💸 What causes you to charge less
- John J D Munn

- Nov 21, 2023
- 3 min read
Summary: Charging low prices creates a vicious cycle - it attracts bad clients which then keeps you trapped in the low-prices cycle. Having bad clients is more damaging to you than having no clients at all. Fire your bad clients. Charge your worth, or you will encourage bad clients.
DEPTH:
It is easy to get caught in a trap of charging low prices. That trap can be very difficult to escape from.
Not all clients are created equal. The customer is not always right. Bad clients exist.
Having bad clients is more damaging to you than having no clients at all.
I once had a client who would email me at all times of the day and would get mad if I didn’t respond within an hour. And you know what, that was my fault. I built that expectation and I allowed it to continue for too long.
I changed things, and now I have a very respectful relationship with all of my clients. I would genuinely consider most of my active clients to be some of the best people I have had the fortune of meeting. I now only work with people I consider to be good people.
Unfortunately, not everybody has this situation.
I often work with business owners to break this vicious cycle of low prices. The first two steps often feel scary but are absolutely necessary: we need to fire our bad clients, and we need to make our offer more appealing to good clients.
Think of the worst clients you have had in your business. What do they have in common?
Often, the worst clients are those that have paid the least. They may be the people who beat you down to a low price, or those that you dropped the price for.
When people push for a low price, it is for one of two reasons: they cannot afford to pay you properly or they don’t value you and your offer. Both are terrible for you.
If they cannot afford to pay you properly, they NEED your thing to work. Usually, they need it to work quickly or everything comes crashing down around them.
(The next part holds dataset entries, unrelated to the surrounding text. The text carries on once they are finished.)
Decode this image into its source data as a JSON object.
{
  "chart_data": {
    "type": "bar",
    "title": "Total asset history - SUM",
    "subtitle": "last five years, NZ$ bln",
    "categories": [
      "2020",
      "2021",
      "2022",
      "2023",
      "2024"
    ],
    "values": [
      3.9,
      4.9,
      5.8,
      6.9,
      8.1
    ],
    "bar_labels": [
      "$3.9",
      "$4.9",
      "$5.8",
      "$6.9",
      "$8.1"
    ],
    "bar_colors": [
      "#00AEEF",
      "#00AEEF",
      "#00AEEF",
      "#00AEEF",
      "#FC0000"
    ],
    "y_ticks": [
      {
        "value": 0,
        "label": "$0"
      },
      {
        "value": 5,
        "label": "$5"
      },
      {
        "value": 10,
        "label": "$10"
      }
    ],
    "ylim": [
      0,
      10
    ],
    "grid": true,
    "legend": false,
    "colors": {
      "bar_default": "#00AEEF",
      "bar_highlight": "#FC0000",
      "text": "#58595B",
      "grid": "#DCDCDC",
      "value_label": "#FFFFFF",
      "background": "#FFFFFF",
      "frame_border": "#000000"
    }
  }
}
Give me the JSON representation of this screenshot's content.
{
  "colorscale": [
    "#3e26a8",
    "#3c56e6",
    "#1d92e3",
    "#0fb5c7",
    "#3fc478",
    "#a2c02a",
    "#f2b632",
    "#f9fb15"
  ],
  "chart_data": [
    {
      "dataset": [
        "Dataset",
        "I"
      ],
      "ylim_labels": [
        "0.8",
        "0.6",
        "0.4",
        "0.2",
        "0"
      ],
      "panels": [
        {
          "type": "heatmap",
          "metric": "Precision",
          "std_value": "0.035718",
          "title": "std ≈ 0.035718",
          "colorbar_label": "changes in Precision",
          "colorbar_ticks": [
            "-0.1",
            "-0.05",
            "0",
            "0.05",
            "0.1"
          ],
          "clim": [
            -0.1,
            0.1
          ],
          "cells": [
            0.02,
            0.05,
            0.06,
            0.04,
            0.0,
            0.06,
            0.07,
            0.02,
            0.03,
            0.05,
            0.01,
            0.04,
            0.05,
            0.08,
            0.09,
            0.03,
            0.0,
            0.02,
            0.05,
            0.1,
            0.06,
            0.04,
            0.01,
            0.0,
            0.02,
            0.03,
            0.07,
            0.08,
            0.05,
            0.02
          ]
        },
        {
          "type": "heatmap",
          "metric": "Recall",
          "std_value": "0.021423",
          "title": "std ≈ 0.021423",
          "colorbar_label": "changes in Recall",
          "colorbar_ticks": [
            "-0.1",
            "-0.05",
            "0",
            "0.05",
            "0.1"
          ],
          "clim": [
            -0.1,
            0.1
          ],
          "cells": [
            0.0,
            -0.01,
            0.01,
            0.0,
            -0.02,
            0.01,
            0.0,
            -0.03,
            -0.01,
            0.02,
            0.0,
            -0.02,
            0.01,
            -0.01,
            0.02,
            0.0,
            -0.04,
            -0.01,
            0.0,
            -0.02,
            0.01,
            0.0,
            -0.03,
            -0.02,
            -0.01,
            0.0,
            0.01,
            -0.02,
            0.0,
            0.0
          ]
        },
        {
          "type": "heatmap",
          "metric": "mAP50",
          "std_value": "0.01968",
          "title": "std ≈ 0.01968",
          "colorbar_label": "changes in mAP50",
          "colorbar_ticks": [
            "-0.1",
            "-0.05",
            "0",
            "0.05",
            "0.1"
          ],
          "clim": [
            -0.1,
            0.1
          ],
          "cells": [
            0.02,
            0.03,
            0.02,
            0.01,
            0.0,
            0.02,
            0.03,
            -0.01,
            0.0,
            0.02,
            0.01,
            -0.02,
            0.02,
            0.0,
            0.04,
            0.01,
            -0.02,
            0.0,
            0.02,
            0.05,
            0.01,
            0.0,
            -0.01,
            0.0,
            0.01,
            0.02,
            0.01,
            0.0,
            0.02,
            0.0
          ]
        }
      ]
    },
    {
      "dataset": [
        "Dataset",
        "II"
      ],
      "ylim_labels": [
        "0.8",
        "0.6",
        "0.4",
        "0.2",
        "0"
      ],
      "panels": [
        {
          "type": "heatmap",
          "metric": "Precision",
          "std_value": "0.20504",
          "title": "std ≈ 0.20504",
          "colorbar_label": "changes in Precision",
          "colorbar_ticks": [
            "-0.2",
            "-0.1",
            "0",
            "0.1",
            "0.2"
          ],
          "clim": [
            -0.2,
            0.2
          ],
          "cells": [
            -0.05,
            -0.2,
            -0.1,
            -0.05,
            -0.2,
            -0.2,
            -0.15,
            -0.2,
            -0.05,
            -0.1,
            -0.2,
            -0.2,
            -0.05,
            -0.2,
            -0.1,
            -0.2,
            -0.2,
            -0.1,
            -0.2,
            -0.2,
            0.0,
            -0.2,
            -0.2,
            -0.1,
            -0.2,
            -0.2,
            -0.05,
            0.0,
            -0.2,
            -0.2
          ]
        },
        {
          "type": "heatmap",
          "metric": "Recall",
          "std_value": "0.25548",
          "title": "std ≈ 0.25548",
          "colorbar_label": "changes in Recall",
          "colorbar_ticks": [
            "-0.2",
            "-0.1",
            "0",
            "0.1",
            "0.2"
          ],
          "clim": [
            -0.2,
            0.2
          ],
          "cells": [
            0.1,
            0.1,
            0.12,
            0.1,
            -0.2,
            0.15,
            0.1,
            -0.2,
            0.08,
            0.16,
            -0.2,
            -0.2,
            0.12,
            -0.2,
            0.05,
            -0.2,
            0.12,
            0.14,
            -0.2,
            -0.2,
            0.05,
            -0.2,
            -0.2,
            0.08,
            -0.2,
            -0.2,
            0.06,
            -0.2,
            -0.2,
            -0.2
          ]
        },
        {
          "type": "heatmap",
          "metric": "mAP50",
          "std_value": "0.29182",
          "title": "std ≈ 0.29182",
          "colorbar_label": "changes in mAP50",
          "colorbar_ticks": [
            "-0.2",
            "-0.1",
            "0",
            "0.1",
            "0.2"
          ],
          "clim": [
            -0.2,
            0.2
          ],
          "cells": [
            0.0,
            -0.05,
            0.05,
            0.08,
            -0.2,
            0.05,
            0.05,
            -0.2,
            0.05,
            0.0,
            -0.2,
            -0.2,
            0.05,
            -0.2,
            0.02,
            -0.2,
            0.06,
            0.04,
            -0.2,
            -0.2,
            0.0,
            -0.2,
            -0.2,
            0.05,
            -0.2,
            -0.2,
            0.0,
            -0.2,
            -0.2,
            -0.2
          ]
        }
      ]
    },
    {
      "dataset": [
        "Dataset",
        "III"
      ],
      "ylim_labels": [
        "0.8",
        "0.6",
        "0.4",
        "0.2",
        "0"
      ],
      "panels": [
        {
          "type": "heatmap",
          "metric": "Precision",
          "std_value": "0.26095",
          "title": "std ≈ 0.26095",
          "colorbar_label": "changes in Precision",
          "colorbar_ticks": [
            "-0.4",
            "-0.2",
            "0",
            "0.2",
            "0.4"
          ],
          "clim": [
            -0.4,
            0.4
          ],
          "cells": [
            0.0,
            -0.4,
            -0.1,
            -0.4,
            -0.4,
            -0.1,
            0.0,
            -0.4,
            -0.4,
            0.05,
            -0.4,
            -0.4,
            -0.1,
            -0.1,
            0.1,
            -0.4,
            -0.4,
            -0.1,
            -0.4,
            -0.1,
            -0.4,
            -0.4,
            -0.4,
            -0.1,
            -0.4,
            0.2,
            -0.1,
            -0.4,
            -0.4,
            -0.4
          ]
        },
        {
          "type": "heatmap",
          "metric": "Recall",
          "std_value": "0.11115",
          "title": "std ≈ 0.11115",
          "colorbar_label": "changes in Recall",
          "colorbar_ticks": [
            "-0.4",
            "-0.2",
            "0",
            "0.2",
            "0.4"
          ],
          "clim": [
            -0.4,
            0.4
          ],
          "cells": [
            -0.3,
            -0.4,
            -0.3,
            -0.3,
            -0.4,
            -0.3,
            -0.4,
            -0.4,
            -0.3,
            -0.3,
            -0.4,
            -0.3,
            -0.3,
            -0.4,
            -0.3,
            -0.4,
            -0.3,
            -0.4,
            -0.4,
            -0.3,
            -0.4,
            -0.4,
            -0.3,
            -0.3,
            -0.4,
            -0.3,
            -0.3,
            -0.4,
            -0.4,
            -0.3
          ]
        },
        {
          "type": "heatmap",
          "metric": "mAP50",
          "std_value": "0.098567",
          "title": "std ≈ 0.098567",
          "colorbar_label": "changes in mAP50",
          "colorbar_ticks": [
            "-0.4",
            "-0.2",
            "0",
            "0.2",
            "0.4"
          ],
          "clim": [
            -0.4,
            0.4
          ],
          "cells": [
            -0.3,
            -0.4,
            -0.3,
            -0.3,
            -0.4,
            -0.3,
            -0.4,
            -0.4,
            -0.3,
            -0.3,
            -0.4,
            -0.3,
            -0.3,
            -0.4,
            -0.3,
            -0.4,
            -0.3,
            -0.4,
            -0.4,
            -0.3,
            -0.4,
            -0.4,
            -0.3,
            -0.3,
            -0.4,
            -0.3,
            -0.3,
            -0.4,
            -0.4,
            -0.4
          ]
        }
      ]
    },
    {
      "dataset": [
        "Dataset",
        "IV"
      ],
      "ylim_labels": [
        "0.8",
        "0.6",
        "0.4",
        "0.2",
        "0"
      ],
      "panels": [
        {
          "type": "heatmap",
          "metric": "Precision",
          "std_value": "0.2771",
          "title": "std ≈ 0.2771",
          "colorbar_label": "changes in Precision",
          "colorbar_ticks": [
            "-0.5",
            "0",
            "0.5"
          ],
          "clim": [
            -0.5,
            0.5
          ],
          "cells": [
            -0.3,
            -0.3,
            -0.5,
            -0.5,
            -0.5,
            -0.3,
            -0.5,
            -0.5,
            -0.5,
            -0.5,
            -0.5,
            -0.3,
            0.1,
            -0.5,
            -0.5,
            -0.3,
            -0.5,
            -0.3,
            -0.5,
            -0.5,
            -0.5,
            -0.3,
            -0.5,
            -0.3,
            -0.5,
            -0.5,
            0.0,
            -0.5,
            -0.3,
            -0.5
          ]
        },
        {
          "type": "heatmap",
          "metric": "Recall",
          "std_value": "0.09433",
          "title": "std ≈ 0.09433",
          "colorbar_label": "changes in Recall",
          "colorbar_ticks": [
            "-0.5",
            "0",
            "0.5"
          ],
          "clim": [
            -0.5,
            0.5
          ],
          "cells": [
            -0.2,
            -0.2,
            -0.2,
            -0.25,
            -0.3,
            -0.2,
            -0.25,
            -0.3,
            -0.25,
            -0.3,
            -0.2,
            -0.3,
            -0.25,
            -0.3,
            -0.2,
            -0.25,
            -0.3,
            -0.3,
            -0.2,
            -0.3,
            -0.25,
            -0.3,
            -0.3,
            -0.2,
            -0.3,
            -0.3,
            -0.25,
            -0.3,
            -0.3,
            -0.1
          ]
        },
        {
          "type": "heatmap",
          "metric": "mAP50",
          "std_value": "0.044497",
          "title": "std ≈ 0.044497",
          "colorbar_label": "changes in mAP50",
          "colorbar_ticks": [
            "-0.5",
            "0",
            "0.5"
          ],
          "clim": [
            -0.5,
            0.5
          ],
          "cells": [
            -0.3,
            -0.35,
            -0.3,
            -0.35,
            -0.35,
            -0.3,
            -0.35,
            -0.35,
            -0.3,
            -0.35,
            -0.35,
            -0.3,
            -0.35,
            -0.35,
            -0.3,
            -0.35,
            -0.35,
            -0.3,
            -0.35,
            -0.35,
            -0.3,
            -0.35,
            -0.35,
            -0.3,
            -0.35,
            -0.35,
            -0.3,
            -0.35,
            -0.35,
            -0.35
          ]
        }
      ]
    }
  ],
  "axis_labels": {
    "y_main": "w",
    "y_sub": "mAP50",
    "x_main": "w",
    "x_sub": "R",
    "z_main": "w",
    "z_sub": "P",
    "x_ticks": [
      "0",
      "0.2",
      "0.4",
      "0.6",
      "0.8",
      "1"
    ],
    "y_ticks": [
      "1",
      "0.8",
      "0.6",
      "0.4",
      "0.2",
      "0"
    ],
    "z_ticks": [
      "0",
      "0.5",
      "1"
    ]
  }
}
They are usually busy and distracted, which leads to them not completing their parts of the process effectively or on time. These people become extremely high maintenance, they ask questions all the time and try to extract every iota of value from you, while simultaneously making it harder for you to deliver any value at all. This is draining. This causes you to divert valuable time and resources to serving a client with low potential.
If they do not value you and your offer, they simply don’t give a damn about you. They are likely disrespectful, and equally high maintenance. They have unreasonably high expectations and unreasonably low understanding. This causes you to loose self-esteem which erodes both you and your business.
The solution?
Be willing to fire clients. Hold firm to your prices. Charge your worth.
Good clients not only don’t mind paying proper prices, they actively seek out the suppliers charging proper prices. They know that the best suppliers know their worth and charge proper prices.
It can be difficult at first to fire clients and charge your worth, but I promise it gets easier. You just need to start.
What bad client are you going to fire today?

💡 Quote I'm pondering
“Doing the right thing at the wrong time is like using the right key in the wrong lock”
The order of operations is MUCH more important than people realise.
Over the last few issues I have highlighted a few ways that I use to make sure I am doing the right things in the right order.
Doing the right thing at the right time poorly is still more valuable than doing the wrong thing at the wrong time absolutely perfectly.